Faire payer les riches ?


D’après Vincent Paes (Economie & Société)

Pour réduire les déficits, Barack Obama veut faire payer davantage les millionnaires. S’il arrive à faire passer cette mesure, cela sera une petite révolution aux États-Unis. Mais dans le reste du monde, la pratique est courante. La France, l’Espagne et l’Italie ont déjà mis en place ce type de politique. Pour le moment, la portée de ces mesures demeurent limitée. Passage en revue.

France : une taxe « exceptionnelle »

Impact : faible
Incluse dans le plan de rigueur annoncé fin août, une taxe de 3 % sera créée en 2012. Elle visera les revenus du travail et du capital qui dépassent 500 000 euros par an. Elle rapportera 200 millions par ans dans les caisses de l’État. « Il s’agit d’une taxation exceptionnelle » qui sera « supprimée » lorsque le déficit public de la France aura été ramené à 3 % du PIB, a précisé le Premier ministre. Si la France respecte ses promesses, la taxe restera en vigueur jusqu’en 2013 et disparaîtra l’année suivante. »C’est assez symbolique et dérisoire », a déploré le président de la commission des Finances du Sénat, Jean Arthuis.

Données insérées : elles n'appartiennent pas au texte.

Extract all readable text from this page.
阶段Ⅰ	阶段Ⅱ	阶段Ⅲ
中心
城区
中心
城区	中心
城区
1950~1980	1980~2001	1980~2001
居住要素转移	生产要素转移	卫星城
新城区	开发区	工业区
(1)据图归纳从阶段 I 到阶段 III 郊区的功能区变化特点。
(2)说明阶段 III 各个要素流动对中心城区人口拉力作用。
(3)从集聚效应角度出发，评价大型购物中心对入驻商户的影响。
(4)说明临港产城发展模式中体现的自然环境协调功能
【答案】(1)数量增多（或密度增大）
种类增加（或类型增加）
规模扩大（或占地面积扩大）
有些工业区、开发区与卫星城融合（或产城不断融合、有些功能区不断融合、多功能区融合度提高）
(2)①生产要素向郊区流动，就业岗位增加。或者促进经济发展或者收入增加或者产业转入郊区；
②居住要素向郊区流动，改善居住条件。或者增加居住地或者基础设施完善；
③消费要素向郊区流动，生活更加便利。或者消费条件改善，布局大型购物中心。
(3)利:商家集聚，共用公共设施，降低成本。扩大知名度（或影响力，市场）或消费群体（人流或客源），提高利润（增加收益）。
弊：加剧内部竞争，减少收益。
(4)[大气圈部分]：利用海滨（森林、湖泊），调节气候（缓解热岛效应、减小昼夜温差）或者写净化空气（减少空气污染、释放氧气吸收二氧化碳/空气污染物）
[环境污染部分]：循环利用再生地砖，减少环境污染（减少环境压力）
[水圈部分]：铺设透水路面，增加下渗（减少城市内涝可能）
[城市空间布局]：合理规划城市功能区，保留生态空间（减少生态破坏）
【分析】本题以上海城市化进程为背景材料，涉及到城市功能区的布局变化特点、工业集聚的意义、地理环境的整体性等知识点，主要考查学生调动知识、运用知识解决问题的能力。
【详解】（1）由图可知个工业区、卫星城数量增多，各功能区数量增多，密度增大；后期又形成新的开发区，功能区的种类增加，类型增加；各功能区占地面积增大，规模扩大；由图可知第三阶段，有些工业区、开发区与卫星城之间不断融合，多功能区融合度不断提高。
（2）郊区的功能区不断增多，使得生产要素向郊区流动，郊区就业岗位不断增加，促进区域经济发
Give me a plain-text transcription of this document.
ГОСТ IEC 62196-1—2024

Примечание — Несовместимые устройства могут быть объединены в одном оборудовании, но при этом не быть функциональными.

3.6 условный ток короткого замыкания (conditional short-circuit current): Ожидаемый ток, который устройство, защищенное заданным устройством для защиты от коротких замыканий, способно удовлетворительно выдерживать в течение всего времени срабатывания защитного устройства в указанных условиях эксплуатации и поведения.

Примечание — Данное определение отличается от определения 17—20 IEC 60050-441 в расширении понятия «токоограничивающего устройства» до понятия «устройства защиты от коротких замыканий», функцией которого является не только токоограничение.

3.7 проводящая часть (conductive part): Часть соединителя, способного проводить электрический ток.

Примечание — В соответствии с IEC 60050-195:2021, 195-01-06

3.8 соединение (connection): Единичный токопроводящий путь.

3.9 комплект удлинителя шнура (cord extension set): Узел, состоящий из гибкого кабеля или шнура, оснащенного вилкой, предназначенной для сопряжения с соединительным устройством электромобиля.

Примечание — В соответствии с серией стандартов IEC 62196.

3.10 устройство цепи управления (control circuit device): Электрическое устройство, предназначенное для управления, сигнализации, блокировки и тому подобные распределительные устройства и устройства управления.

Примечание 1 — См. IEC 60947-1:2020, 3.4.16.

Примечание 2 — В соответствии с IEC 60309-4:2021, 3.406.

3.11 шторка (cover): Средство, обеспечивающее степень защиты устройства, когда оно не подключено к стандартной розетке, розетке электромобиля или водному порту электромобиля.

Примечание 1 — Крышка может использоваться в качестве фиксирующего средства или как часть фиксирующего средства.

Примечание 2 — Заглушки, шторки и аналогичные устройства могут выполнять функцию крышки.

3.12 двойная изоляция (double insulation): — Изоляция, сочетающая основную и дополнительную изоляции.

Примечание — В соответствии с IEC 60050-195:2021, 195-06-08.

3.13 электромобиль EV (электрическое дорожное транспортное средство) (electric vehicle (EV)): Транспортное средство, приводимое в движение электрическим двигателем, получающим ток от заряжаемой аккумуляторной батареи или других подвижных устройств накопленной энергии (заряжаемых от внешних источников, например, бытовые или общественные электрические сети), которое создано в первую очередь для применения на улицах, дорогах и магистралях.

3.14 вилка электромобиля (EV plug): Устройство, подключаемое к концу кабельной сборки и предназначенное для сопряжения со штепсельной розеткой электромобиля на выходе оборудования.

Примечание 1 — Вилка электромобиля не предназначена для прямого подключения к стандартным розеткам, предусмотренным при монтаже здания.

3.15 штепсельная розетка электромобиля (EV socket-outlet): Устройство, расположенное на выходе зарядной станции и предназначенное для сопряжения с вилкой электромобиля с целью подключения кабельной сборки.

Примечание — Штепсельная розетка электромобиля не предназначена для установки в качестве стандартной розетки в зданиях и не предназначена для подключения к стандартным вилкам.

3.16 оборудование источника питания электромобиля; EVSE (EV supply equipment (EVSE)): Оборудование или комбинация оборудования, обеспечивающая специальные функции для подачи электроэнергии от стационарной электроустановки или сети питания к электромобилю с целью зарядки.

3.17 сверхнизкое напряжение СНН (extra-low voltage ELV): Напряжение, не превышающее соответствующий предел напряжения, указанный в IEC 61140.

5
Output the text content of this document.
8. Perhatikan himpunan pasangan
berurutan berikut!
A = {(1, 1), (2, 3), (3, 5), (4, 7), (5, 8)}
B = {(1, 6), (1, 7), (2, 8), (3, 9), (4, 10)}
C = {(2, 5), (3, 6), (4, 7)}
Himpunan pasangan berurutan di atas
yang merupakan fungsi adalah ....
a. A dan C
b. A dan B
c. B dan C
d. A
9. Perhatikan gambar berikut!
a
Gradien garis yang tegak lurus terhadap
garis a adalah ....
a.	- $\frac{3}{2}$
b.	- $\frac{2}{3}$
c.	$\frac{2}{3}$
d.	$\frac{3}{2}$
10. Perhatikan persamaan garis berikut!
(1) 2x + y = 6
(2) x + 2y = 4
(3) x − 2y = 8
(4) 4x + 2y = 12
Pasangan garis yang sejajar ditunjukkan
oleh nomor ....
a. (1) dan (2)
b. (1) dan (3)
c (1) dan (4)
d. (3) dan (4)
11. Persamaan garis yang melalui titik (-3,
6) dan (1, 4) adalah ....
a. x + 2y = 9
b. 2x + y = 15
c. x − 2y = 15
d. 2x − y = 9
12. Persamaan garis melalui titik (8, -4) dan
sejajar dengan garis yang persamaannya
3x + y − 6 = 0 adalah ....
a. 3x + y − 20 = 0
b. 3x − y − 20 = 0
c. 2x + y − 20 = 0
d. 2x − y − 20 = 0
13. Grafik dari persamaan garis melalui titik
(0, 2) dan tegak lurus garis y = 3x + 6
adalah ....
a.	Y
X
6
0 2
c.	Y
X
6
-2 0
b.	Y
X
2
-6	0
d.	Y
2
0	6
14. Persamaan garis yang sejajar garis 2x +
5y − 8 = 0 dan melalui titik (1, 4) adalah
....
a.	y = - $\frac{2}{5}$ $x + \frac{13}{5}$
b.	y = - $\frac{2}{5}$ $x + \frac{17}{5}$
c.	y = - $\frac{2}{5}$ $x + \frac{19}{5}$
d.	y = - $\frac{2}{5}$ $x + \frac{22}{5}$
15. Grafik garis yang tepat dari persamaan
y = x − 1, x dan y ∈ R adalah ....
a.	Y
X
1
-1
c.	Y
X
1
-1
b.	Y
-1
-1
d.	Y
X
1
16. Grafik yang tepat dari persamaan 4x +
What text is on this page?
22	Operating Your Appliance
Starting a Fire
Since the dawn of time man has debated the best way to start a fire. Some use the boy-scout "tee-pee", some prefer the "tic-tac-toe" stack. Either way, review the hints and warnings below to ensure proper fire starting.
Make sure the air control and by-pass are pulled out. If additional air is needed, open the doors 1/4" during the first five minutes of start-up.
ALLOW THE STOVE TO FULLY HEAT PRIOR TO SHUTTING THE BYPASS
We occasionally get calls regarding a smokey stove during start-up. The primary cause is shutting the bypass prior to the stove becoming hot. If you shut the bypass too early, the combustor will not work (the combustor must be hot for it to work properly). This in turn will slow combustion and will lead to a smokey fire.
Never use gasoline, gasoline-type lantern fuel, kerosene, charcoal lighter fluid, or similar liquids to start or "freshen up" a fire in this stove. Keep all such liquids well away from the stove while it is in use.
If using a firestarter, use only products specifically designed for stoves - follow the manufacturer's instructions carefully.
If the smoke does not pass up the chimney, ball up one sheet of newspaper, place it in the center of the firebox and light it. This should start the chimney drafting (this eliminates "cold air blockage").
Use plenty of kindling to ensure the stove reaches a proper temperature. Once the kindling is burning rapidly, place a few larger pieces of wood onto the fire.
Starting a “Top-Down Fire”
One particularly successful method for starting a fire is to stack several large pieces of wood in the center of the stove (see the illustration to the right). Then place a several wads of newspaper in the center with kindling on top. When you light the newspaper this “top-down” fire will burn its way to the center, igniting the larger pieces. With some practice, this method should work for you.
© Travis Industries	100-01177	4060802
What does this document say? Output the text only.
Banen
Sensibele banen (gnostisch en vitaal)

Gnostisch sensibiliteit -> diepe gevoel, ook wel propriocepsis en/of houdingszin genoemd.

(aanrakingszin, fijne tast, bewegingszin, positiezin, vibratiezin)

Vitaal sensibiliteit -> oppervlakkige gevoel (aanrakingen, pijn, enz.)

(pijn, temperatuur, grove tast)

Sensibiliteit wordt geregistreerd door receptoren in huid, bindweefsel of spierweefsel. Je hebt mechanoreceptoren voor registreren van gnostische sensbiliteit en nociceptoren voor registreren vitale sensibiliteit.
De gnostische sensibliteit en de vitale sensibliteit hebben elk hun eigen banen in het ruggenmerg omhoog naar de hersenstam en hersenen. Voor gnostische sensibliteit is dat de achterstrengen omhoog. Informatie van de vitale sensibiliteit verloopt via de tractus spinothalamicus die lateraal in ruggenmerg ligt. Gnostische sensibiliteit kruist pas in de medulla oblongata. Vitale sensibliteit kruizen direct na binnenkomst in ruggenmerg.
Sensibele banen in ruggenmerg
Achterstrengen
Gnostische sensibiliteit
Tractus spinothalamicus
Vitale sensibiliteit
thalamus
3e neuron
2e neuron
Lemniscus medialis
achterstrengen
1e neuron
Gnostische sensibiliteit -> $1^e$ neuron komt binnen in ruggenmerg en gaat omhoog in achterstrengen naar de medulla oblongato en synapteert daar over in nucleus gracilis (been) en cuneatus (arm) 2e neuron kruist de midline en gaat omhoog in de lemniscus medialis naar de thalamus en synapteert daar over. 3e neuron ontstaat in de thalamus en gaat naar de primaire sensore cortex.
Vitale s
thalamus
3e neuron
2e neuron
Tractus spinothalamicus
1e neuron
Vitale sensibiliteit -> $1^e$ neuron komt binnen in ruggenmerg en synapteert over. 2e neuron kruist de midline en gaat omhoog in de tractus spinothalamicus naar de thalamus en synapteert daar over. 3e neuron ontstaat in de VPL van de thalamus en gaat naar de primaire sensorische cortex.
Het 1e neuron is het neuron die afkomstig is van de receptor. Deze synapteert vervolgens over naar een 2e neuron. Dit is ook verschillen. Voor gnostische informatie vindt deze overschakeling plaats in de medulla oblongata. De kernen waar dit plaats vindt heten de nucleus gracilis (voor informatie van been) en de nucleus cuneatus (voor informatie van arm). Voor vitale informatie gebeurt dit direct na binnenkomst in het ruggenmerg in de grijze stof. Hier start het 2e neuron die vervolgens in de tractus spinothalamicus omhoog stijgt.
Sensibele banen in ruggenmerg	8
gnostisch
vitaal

États-Unis : fin des privilèges

Impact : fort
La taxe américaine, déjà baptisée « Loi Buffett », en référence au milliardaire Warren Buffett, qui avait récemment fait remarquer que les plus riches Américains étaient moins imposés que les classes moyennes, concernera les personnes gagnant plus d’un million de dollars par an. Selon le New York Times, l’impôt des millionnaires ne toucherait que 0,3 % des contribuables, soit moins de 450 000 des 144 millions de déclarations enregistrées en 2010. Elle consisterait en une large révision du barème fiscal mettant fin aux cadeaux fiscaux accordés sous la présidence de George W. Bush aux contribuables gagnant plus de 200 000 dollars annuels.

Italie : tout ça pour ça

Impact : faible
Après avoir été une première fois abandonnée sous la pression du Silvio Berlusconi, la taxe sur les plus riches est incluse dans le plan d’austérité entériné par l’Italie, le 14 septembre. Mais elle sera beaucoup moins large que celle qui était précédemment envisagée. Fixée à 3 %, elle ne concernera finalement que les revenus supérieurs à 300 000 euros par an alors que la précédente version touchait les revenus de plus de 90 000 euros.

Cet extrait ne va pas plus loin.